Parcheggia lontano per evitare multe, ma subisce un furto
La serata non è stata solo deludente sul campo per alcuni, ma anche fuori dallo stadio. Un abbonato da oltre 10 anni ha deciso di parcheggiare lontano per evitare le multe che spesso vengono inflitte nelle zone limitrofe allo stadio durante le partite. «Ho cercato un parcheggio regolare per 45 minuti e alla fine ho trovato posto in via Legnano, nella zona Md. Nonostante ciò, sono arrivato allo stadio a partita già iniziata, ma poco importa», racconta il lettore.
Multe e sicurezza: una gestione criticata
Al termine della partita, sulla via del ritorno verso la sua auto, il tifoso ha notato la presenza di numerose multe staccate nelle vicinanze dello stadio. In totale, quella sera, ne sono state elevate ben 342. Questo ha suscitato la sua rabbia, che ha espresso nella lettera: «Le forze dell’ordine sarebbero giustificate a emettere contravvenzioni se almeno si offrisse ai tifosi la possibilità di trovare un parcheggio regolare. Ma non è così. Trovo questo comportamento scorretto e finalizzato unicamente a fare cassa».

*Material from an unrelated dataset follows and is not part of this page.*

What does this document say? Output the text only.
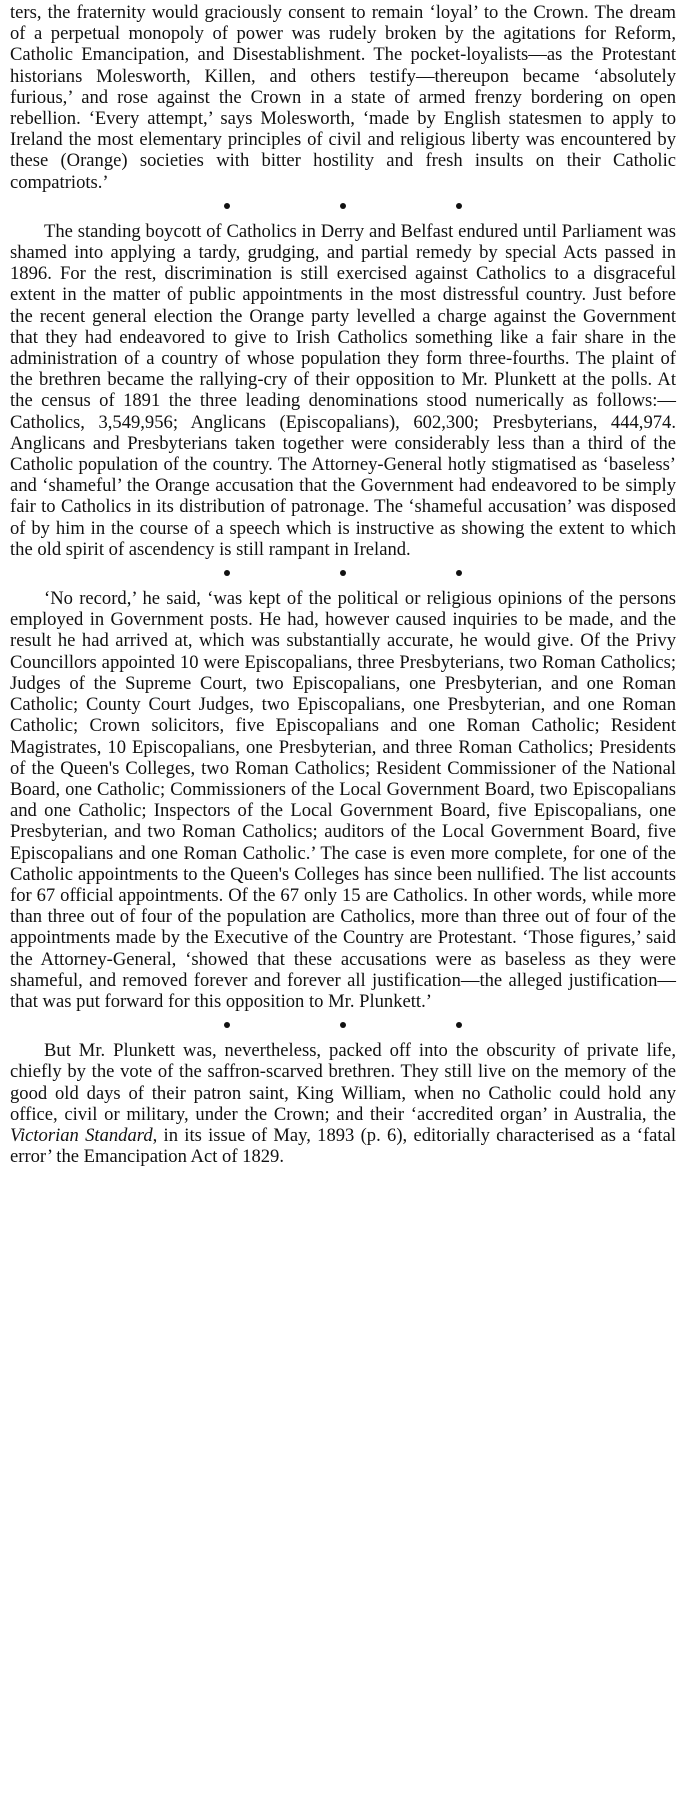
ters, the fraternity would graciously consent to remain ‘loyal’ to the Crown. The dream of a perpetual monopoly of power was rudely broken by the agitations for Reform, Catholic Emancipation, and Disestablishment. The pocket-loyalists—as the Protestant historians Molesworth, Killen, and others testify—thereupon became ‘absolutely furious,’ and rose against the Crown in a state of armed frenzy bordering on open rebellion. ‘Every attempt,’ says Molesworth, ‘made by English statesmen to apply to Ireland the most elementary principles of civil and religious liberty was encountered by these (Orange) societies with bitter hostility and fresh insults on their Catholic compatriots.’

The standing boycott of Catholics in Derry and Belfast endured until Parliament was shamed into applying a tardy, grudging, and partial remedy by special Acts passed in 1896. For the rest, discrimination is still exercised against Catholics to a disgraceful extent in the matter of public appointments in the most distressful country. Just before the recent general election the Orange party levelled a charge against the Government that they had endeavored to give to Irish Catholics something like a fair share in the administration of a country of whose population they form three-fourths. The plaint of the brethren became the rallying-cry of their opposition to Mr. Plunkett at the polls. At the census of 1891 the three leading denominations stood numerically as follows:—Catholics, 3,549,956; Anglicans (Episcopalians), 602,300; Presbyterians, 444,974. Anglicans and Presbyterians taken together were considerably less than a third of the Catholic population of the country. The Attorney-General hotly stigmatised as ‘baseless’ and ‘shameful’ the Orange accusation that the Government had endeavored to be simply fair to Catholics in its distribution of patronage. The ‘shameful accusation’ was disposed of by him in the course of a speech which is instructive as showing the extent to which the old spirit of ascendency is still rampant in Ireland.

‘No record,’ he said, ‘was kept of the political or religious opinions of the persons employed in Government posts. He had, however caused inquiries to be made, and the result he had arrived at, which was substantially accurate, he would give. Of the Privy Councillors appointed 10 were Episcopalians, three Presbyterians, two Roman Catholics; Judges of the Supreme Court, two Episcopalians, one Presbyterian, and one Roman Catholic; County Court Judges, two Episcopalians, one Presbyterian, and one Roman Catholic; Crown solicitors, five Episcopalians and one Roman Catholic; Resident Magistrates, 10 Episcopalians, one Presbyterian, and three Roman Catholics; Presidents of the Queen's Colleges, two Roman Catholics; Resident Commissioner of the National Board, one Catholic; Commissioners of the Local Government Board, two Episcopalians and one Catholic; Inspectors of the Local Government Board, five Episcopalians, one Presbyterian, and two Roman Catholics; auditors of the Local Government Board, five Episcopalians and one Roman Catholic.’ The case is even more complete, for one of the Catholic appointments to the Queen's Colleges has since been nullified. The list accounts for 67 official appointments. Of the 67 only 15 are Catholics. In other words, while more than three out of four of the population are Catholics, more than three out of four of the appointments made by the Executive of the Country are Protestant. ‘Those figures,’ said the Attorney-General, ‘showed that these accusations were as baseless as they were shameful, and removed forever and forever all justification—the alleged justification—that was put forward for this opposition to Mr. Plunkett.’

But Mr. Plunkett was, nevertheless, packed off into the obscurity of private life, chiefly by the vote of the saffron-scarved brethren. They still live on the memory of the good old days of their patron saint, King William, when no Catholic could hold any office, civil or military, under the Crown; and their ‘accredited organ’ in Australia, the Victorian Standard, in its issue of May, 1893 (p. 6), editorially characterised as a ‘fatal error’ the Emancipation Act of 1829.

Secondo il lettore, parcheggiare in via Legnano non crea alcun problema alla viabilità né disturba gli abitanti della zona, anche perché è non ne esistono di fatto. Tuttavia, il problema non si è limitato alle multe.

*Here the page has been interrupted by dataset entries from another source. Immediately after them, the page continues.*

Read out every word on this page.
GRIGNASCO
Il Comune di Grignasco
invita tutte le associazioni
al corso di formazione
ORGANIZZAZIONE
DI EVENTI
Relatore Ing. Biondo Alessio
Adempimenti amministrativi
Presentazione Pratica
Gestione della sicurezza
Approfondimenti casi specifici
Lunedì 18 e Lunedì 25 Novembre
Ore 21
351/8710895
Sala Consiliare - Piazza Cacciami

L’amara scoperta: auto danneggiata e derubata
Giunto alla sua macchina, l’uomo ha trovato una scena devastante: segni di effrazione, il vetro deflettore rotto, il paraurti danneggiato e vari oggetti personali rubati dall’interno dell’auto. Una scoperta che ha trasformato una serata di calcio in un vero incubo.
Il lettore conclude la sua testimonianza con un interrogativo diretto alle autorità locali: «Mi chiedo quale sia il ruolo delle forze dell’ordine durante eventi così importanti. Siamo cittadini da multare o persone da tutelare? Perché sembra che l’unico obiettivo sia fare cassa piuttosto che garantire la sicurezza e proteggere le nostre proprietà».
Questa storia mette in luce non solo le problematiche legate alla gestione dei parcheggi in occasione di grandi eventi, ma anche l’insoddisfazione dei cittadini verso la percezione di mancanza di sicurezza.